New York University, New York NY

Investigators

Abstract

The broader impact/commercial potential of this I-Corps project is the development of Chimeric Antigen Receptor (CAR) T-cell Chip technology to improve the success rate of cancer treatment and shorten the cycle of CAR T-cell immunotherapy, making the entire approach cost-effective and ultimately improving patient welfare. This technology may be especially impactful in low resource communities where current CAR T-cell treatments are unaffordable. Moreover, the CAR-T Chip technology may provide a paradigm shift in drug development: reducing development costs and improving the overall pass rate of newly developed CAR T-cell products in clinical trials. This I-Corps project is based on the development of an improved CAR T-cell therapy with a holistic analysis of the diverse, evolutionary immunosuppressive milieus in the bone marrow and a robust system to probe the interactions between CAR-T cells and the tumor immune microenvironment.

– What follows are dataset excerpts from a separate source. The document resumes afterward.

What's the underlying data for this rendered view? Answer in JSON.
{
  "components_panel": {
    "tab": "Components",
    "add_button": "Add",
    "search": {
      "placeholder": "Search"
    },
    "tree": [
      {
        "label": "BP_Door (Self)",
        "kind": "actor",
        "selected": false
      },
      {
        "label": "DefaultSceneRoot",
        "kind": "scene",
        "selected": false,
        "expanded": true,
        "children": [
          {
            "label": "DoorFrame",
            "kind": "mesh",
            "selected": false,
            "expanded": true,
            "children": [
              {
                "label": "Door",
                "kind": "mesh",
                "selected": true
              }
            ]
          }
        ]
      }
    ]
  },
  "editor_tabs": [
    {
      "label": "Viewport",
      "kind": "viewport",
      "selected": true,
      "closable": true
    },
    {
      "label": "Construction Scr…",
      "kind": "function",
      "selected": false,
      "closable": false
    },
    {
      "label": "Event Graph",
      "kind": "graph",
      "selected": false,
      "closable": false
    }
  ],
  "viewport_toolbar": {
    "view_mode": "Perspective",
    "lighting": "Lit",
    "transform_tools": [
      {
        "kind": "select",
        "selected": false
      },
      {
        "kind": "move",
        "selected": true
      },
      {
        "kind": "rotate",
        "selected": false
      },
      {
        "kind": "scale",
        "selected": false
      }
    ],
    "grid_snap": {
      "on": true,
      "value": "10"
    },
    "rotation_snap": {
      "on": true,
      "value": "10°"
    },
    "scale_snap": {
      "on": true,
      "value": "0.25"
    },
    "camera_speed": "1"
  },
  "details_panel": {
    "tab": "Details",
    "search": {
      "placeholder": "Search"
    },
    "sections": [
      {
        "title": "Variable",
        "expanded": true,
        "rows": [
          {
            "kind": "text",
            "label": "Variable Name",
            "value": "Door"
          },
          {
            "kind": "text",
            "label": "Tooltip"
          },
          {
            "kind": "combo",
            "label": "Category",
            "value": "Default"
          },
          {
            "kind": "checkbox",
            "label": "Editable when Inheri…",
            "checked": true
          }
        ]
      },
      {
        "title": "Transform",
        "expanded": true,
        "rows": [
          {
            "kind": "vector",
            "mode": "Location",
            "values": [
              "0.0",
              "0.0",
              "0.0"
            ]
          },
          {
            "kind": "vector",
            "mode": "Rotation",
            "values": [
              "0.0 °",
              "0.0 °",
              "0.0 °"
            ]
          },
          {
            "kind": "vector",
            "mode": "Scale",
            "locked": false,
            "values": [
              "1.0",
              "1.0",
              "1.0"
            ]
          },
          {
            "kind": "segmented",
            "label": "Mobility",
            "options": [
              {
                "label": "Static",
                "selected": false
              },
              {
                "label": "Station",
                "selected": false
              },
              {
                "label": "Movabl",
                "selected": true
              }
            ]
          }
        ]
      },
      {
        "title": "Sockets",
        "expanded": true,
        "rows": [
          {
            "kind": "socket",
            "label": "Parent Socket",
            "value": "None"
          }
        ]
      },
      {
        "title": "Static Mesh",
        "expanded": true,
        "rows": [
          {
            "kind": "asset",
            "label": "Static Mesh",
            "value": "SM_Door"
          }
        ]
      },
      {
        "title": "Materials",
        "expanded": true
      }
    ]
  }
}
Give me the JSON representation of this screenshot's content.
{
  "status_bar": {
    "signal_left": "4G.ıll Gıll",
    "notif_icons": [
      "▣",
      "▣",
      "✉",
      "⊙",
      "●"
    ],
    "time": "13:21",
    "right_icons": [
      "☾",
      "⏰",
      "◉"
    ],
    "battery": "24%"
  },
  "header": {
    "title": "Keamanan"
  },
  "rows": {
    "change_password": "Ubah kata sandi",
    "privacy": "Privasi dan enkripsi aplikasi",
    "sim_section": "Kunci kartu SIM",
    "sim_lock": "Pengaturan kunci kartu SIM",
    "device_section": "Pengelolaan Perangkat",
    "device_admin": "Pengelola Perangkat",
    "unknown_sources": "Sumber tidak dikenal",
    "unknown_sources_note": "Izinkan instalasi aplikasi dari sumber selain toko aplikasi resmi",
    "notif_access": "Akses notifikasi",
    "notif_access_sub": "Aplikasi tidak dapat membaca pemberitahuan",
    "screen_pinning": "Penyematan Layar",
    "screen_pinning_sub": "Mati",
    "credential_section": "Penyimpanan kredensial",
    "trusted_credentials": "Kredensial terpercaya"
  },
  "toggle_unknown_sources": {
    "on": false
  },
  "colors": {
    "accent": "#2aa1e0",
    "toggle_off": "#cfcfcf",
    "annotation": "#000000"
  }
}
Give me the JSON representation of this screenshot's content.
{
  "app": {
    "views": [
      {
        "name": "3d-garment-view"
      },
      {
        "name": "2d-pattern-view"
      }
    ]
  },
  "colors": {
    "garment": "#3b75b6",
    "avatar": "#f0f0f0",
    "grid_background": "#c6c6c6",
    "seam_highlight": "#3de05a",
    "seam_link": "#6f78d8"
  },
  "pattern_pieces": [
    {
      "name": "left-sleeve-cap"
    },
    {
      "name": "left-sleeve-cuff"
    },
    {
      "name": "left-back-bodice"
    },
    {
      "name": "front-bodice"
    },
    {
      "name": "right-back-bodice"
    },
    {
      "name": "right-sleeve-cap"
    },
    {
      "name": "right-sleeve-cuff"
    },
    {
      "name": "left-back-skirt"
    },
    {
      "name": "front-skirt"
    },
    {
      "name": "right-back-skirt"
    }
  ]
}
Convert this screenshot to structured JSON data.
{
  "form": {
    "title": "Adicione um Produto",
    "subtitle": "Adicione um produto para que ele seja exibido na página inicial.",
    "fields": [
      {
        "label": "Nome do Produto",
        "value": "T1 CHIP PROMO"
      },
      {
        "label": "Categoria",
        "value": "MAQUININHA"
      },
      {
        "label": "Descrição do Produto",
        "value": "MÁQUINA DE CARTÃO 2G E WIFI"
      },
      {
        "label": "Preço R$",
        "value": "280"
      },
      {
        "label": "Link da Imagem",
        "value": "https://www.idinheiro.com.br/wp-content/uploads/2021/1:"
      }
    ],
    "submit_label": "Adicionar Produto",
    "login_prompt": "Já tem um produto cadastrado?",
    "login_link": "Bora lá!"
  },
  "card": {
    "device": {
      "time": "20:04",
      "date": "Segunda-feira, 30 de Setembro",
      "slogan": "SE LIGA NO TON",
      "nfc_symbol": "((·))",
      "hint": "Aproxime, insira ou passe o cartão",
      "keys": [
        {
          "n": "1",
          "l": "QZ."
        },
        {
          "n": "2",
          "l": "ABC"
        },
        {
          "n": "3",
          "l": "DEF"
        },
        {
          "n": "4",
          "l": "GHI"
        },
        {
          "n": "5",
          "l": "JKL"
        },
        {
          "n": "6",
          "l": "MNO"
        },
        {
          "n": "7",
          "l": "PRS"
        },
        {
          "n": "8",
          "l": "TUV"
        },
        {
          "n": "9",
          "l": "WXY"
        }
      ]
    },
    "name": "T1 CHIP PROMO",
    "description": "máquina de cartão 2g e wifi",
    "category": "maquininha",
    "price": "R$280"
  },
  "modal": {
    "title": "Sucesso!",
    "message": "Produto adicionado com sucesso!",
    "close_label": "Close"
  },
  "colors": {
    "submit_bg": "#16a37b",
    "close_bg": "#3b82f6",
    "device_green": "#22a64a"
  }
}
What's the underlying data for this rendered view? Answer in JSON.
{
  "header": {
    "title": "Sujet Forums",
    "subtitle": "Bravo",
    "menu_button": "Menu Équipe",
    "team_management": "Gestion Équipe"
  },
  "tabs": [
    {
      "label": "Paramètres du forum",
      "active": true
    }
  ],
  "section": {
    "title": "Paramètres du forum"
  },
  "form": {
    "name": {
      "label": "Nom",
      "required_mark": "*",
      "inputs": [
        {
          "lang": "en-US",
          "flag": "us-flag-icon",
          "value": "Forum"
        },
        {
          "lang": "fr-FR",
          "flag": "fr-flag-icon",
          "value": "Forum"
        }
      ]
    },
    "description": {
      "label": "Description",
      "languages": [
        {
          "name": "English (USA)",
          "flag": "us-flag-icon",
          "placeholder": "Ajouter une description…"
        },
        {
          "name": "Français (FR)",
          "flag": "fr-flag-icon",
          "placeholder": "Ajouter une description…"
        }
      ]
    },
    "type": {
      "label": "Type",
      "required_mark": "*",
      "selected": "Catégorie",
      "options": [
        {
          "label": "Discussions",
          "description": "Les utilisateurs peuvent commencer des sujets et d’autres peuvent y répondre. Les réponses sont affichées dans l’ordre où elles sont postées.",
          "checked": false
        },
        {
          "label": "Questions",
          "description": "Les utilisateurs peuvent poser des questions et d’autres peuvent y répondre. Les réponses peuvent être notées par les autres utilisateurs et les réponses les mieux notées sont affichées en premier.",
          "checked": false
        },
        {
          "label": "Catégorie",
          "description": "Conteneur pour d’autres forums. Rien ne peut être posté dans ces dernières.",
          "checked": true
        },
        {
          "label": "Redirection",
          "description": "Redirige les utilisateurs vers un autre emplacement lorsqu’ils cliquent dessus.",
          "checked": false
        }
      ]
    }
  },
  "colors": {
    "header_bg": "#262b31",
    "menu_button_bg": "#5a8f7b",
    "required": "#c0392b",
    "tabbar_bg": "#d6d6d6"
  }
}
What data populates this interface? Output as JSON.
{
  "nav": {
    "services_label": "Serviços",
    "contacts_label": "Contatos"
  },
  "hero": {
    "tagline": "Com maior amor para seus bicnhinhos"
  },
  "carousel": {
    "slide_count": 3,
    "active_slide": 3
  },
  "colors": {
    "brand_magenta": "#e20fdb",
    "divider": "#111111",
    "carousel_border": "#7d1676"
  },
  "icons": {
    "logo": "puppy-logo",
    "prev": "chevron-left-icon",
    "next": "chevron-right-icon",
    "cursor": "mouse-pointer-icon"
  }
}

Currently, conventional in vitro cell culture and animal models are used to study B-cell acute lymphoblastic lymphoma (B-ALL) pathophysiology and test CAR T-cell functionality. These methods fail to recapitulate the human immune system and thus their clinical full-flanged usage. The new microfluidics-based CAR-T Chip platform may provide a new avenue for screening and improving CAR T-cell therapy by recapitulating patient-specific leukemic bone marrow microenvironment on a chip. The proposed technology may enable a rapid, cost-effective, and high-throughput evaluation of patient-specific response to CAR T-cell immunotherapy, as well as alternative treatments. This award reflects NSF's statutory mission and has been deemed worthy of support through evaluation using the Foundation's intellectual merit and broader impacts review criteria.